Baldock Bimble Mk III - Thursday 26th June 2014


Leader Phil Hastings, 12+1 on the walk

Map of route word (1MB) pdf (362KB).

See below for all (and no doubt 'more') than you ever wanted to know about a couple of the sights on my walk.

1. About two-thirds of the way through the morning walk we pass the remains of a church and shortly afterwards the entrance to a farm riding school which has historical links to it. The info on both are as follows:

The ruins of St Etheldreda’s church, Chesfield, viewable from the roadside. This church was in existence by 1216, but what you see is an early fourteenth-century single cell chancel, nave and SE chapel. The church was dismantled and deconsecrated in 1750 and is now on English Heritage’s register of ‘Buildings at Risk’.
Chesfield Manor Farm (now an equestrian centre). The farmhouse itself is mostly late eighteenth century, but there are remnants of the original seventeenth-century manor house, most especially the moulded oak mullioned
window on the ground floor of the west range.

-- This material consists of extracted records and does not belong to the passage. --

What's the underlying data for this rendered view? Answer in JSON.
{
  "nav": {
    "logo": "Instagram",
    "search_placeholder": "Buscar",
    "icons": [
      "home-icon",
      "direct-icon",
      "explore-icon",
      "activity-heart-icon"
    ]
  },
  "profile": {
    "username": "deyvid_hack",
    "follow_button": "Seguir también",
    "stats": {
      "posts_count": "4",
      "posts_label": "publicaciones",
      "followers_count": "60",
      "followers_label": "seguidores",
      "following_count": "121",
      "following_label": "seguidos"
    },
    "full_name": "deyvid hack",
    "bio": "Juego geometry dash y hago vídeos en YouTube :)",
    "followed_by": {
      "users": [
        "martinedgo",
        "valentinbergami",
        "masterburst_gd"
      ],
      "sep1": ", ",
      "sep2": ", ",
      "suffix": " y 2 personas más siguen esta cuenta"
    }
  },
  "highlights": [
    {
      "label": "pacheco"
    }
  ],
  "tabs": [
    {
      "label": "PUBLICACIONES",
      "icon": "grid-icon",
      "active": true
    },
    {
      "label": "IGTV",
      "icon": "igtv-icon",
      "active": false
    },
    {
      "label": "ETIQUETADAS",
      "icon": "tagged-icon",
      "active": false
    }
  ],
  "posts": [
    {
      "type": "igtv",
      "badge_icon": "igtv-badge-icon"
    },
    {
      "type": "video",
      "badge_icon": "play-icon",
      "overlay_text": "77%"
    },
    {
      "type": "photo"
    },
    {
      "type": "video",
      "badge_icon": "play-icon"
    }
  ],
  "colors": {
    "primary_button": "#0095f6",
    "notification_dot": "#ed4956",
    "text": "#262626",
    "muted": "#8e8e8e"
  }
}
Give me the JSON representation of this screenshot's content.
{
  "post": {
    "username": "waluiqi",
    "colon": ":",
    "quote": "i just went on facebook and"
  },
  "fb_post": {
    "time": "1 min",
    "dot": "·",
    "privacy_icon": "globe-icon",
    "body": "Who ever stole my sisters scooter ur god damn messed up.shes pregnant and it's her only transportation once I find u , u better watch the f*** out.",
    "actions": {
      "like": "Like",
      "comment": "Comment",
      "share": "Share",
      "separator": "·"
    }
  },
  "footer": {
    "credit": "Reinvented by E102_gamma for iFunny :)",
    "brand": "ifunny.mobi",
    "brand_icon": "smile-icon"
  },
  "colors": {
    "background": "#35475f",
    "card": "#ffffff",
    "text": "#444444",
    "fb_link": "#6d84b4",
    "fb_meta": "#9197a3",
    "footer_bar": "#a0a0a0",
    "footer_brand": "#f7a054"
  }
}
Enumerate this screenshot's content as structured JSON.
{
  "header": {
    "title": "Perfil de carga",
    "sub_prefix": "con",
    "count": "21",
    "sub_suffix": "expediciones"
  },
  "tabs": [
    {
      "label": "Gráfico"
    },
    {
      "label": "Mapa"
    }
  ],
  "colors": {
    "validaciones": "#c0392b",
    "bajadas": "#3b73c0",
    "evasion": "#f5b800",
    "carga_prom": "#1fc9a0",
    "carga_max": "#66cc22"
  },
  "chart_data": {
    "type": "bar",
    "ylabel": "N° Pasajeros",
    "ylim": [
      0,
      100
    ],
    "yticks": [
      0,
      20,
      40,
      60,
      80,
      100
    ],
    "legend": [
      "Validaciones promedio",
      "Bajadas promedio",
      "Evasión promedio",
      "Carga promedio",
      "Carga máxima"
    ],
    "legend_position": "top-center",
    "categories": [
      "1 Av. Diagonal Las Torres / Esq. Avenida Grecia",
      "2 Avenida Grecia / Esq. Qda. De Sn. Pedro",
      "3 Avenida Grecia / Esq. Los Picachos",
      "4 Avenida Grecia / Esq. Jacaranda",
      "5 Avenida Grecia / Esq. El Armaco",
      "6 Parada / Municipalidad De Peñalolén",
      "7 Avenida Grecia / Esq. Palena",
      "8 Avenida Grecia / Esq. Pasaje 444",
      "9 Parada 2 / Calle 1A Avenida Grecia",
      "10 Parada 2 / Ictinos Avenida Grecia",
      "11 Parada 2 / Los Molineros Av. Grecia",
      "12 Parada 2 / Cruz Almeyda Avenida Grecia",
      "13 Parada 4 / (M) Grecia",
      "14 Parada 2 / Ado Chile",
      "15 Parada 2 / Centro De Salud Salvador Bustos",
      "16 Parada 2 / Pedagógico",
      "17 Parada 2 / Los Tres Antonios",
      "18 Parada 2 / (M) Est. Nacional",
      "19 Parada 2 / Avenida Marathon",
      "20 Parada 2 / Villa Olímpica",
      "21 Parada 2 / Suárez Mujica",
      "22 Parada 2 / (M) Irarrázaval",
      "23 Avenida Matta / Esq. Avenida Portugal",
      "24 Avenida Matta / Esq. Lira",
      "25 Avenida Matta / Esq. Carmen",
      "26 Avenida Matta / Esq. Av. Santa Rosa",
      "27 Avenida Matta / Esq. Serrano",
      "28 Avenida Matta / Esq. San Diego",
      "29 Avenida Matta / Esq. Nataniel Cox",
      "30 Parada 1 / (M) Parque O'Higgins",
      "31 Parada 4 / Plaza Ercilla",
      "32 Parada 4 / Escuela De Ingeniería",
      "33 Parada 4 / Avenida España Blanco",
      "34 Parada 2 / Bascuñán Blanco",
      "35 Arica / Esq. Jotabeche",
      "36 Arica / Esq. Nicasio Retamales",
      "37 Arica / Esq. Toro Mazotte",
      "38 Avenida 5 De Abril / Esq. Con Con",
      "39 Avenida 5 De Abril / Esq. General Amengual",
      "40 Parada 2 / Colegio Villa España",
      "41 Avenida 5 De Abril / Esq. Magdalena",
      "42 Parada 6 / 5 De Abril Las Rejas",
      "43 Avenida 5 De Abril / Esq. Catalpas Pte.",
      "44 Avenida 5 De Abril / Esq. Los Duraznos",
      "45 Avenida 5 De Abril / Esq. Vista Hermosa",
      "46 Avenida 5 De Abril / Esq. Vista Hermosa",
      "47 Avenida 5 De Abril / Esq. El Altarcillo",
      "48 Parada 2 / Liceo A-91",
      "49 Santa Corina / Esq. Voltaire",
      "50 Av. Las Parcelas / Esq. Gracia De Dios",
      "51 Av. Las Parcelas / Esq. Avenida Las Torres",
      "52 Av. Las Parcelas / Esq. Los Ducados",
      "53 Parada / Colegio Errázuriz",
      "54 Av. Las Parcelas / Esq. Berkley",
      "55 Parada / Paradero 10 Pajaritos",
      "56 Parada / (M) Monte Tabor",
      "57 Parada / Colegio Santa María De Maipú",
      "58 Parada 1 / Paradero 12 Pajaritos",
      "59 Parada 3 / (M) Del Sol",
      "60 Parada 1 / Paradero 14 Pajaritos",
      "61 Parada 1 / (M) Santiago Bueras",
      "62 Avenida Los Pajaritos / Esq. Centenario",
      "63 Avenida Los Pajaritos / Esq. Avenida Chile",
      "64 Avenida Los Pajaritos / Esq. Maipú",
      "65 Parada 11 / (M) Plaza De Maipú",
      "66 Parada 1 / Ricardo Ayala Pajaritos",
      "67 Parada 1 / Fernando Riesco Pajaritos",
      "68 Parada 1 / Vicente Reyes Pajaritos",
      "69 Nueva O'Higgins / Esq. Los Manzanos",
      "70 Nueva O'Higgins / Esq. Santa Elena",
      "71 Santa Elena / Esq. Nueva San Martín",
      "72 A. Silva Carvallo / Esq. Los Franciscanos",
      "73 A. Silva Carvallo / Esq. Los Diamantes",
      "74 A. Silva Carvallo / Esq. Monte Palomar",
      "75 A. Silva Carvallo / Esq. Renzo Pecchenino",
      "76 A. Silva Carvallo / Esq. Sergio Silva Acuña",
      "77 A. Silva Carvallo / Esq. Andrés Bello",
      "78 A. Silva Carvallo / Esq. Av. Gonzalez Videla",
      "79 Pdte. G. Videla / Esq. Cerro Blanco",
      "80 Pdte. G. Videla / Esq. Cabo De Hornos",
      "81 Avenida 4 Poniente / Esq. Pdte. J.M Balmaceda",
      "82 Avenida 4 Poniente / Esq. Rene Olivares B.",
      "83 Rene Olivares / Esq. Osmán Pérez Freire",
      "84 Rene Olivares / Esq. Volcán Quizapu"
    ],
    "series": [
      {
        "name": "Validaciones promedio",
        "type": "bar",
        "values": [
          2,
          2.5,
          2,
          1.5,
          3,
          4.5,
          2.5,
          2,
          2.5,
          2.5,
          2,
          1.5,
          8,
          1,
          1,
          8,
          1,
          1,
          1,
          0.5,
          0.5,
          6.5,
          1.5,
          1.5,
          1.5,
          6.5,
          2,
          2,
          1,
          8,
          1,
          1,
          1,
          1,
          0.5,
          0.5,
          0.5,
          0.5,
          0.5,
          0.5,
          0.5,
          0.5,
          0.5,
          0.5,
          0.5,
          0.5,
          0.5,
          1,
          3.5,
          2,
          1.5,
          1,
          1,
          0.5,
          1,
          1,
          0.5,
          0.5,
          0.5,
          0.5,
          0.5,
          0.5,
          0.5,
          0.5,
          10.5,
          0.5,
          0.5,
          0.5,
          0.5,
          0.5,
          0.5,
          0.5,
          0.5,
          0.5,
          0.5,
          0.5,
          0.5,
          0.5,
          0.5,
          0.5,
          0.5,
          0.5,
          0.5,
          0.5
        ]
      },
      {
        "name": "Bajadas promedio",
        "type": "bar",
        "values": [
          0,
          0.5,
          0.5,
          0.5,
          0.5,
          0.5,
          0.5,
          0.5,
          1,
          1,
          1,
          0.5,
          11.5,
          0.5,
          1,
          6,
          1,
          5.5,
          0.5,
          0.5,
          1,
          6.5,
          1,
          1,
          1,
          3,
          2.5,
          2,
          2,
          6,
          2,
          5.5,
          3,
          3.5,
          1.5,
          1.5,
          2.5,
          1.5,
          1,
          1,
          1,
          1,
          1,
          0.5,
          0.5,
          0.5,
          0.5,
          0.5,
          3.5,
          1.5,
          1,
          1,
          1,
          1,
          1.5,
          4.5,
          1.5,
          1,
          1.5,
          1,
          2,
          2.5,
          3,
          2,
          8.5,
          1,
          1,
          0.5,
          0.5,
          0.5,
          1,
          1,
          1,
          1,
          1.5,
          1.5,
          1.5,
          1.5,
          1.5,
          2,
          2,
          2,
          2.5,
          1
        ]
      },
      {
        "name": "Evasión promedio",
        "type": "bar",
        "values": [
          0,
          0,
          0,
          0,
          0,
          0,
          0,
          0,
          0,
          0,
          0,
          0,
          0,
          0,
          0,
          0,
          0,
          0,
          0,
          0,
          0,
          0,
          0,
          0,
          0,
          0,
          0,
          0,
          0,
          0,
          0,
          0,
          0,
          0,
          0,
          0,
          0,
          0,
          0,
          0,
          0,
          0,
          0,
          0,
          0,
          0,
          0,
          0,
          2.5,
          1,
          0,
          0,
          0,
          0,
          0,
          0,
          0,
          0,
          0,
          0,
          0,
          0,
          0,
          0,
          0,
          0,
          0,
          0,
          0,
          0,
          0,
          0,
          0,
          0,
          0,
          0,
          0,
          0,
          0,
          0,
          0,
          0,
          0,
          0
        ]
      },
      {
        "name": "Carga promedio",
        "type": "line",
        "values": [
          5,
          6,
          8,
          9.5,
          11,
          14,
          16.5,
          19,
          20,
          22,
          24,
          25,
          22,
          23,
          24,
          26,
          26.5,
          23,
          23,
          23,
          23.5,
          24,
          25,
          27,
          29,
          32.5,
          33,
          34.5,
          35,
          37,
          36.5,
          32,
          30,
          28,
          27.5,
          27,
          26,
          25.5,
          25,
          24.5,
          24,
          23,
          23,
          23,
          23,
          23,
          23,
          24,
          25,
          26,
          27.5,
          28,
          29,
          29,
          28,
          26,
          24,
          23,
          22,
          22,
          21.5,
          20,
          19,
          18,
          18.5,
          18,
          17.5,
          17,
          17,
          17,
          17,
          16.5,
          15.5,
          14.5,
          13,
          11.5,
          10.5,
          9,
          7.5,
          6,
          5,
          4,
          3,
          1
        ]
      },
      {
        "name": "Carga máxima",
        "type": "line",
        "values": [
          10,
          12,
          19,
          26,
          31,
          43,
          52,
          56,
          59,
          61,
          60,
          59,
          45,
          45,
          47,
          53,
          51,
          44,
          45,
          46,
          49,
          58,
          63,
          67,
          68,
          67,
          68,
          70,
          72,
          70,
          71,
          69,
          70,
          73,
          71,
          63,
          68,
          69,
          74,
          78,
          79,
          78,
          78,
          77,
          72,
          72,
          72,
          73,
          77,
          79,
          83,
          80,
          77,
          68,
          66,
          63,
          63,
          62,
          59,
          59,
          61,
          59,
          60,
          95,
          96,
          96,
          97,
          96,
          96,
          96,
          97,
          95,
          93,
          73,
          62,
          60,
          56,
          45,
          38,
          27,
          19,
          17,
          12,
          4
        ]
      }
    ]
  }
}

The house is most probably on the site of the original medieval manor house of the deserted village of Chesfield. Like many other villages in Western Europe, the population of
Chesfield fell victim to the ravages of the Black Death in the mid fourteenth century and the village simply never recovered.


2. Just after lunch we walk through the grounds of Weston's Holy Trinity Church where we pass the grave of 'Jack O'Legs'. There are various local legends about who he actually was and how he came to be  buried there. Two of them are as follows:

JACK O'LEGS - VERSION 1
Jack O'Legs was said to be a giant from Hertfordshire, England. Jack is said to have been an archer who like Robin Hood robbed the rich to give to the poor. His supposed grave is in the churchyard of Holy Trinity Church, Weston. According to local legend, Jack lived in a cave in a wood at Weston near the mediaeval town of Baldock. When one year there was a poor harvest, the Baldock bakers raised the price of flour, so Jack ambushed the bakers and gave the flour to his friends in Weston. In revenge, the bakers caught and blinded him. They gave him a final wish. Jack asked to be pointed in the direction of Weston, so he could shoot an arrow with his bow. Where the arrow landed, he wished to be buried. The bakers gave him his huge bow which nobody else could pull. He shot his arrow three miles, into the churchyard of Holy Trinity Church, Weston, which is where he was buried.

JACK O'LEGS - VERSION 2
Just inside the east gate of the graveyard you will find two small stones about 4 metres apart reputedly marking the grave of Jack O’Legs. He was a fourteenth-century giant and brigand who would rob travellers on the Great North Road (probably giving his name to Jack’s Hill, on the old Roman Great North Road which runs parallel to the AI, just north of Graveley) before repairing to his cave in the woods that then covered the Weston Hills. When finally caught and taken to the gibbet on Jack’s Hill he was allowed one last request – which was to fire his bow and to be buried where the arrow fell. It hit the tower of Weston church, three miles away, and landed inside the east gate.